2. Parameter Selection Recommendations
-
Quality Settings:
- Standard quality suitable for most scenarios
- HD quality for scenes requiring fine details
-
Size Selection:
- Social media: 1024x1024
- Banner ads: 1792x1024
- Vertical posters: 1024x1792
3. Performance Optimization
- Batch Generation: Use
n
parameter to generate multiple images at once - Format Selection: URL format transfers faster, Base64 format convenient for direct processing
- Compression Settings: Adjust compression level based on usage to balance quality and file size
4. Content Safety
- Follow platform content policies
- Use appropriate moderation levels
- Avoid descriptions that might trigger safety filters
Frequently Asked Questions
Q: Why doesn't the generated image exactly match the prompt?

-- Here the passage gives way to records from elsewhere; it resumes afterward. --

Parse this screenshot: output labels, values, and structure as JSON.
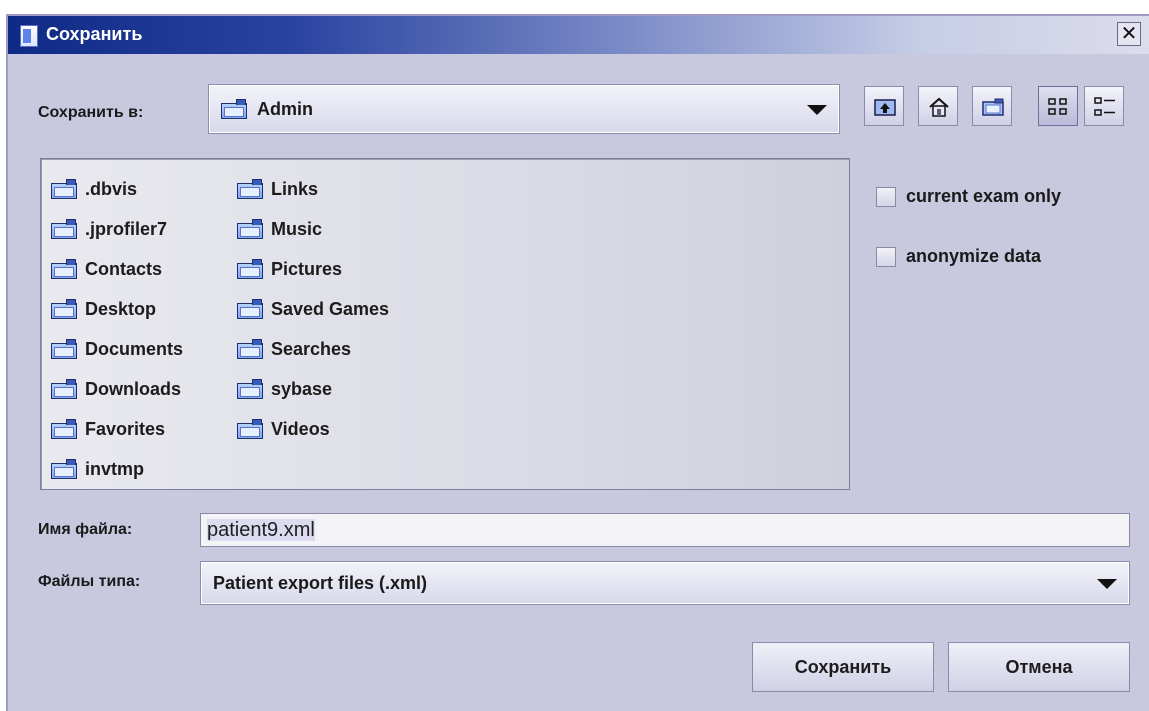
{
  "window": {
    "title": "Сохранить",
    "close_glyph": "✕"
  },
  "save_in": {
    "label": "Сохранить в:",
    "value": "Admin"
  },
  "toolbar": {
    "icons": [
      "up-folder-icon",
      "home-icon",
      "new-folder-icon",
      "list-view-icon",
      "details-view-icon"
    ]
  },
  "files": {
    "column1": [
      ".dbvis",
      ".jprofiler7",
      "Contacts",
      "Desktop",
      "Documents",
      "Downloads",
      "Favorites",
      "invtmp"
    ],
    "column2": [
      "Links",
      "Music",
      "Pictures",
      "Saved Games",
      "Searches",
      "sybase",
      "Videos"
    ]
  },
  "options": {
    "current_exam_only": "current exam only",
    "anonymize_data": "anonymize data"
  },
  "file_name": {
    "label": "Имя файла:",
    "value": "patient9.xml"
  },
  "file_type": {
    "label": "Файлы типа:",
    "value": "Patient export files (.xml)"
  },
  "buttons": {
    "save": "Сохранить",
    "cancel": "Отмена"
  }
}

A: AI models interpret and understand prompts, which may involve some creative interpretation. You can improve matching by using more specific descriptions.
Q: How to improve consistency in image generation?
A:
- Use the same seed value (Volcano Engine protocol)
- Maintain consistency in prompts
- Use the same model and parameters
Q: Can generated images be used commercially?
A: Please refer to specific terms of service and usage licenses. Generally, users have usage rights to generated images.
Q: How to handle generation failures?
A:
- Check if prompts violate content policies
- Simplify complex prompts
- Retry or adjust parameters
- Contact technical support
Note: This documentation is written based on the current API version. Specific features and pricing may change with version updates. Please refer to the latest official documentation.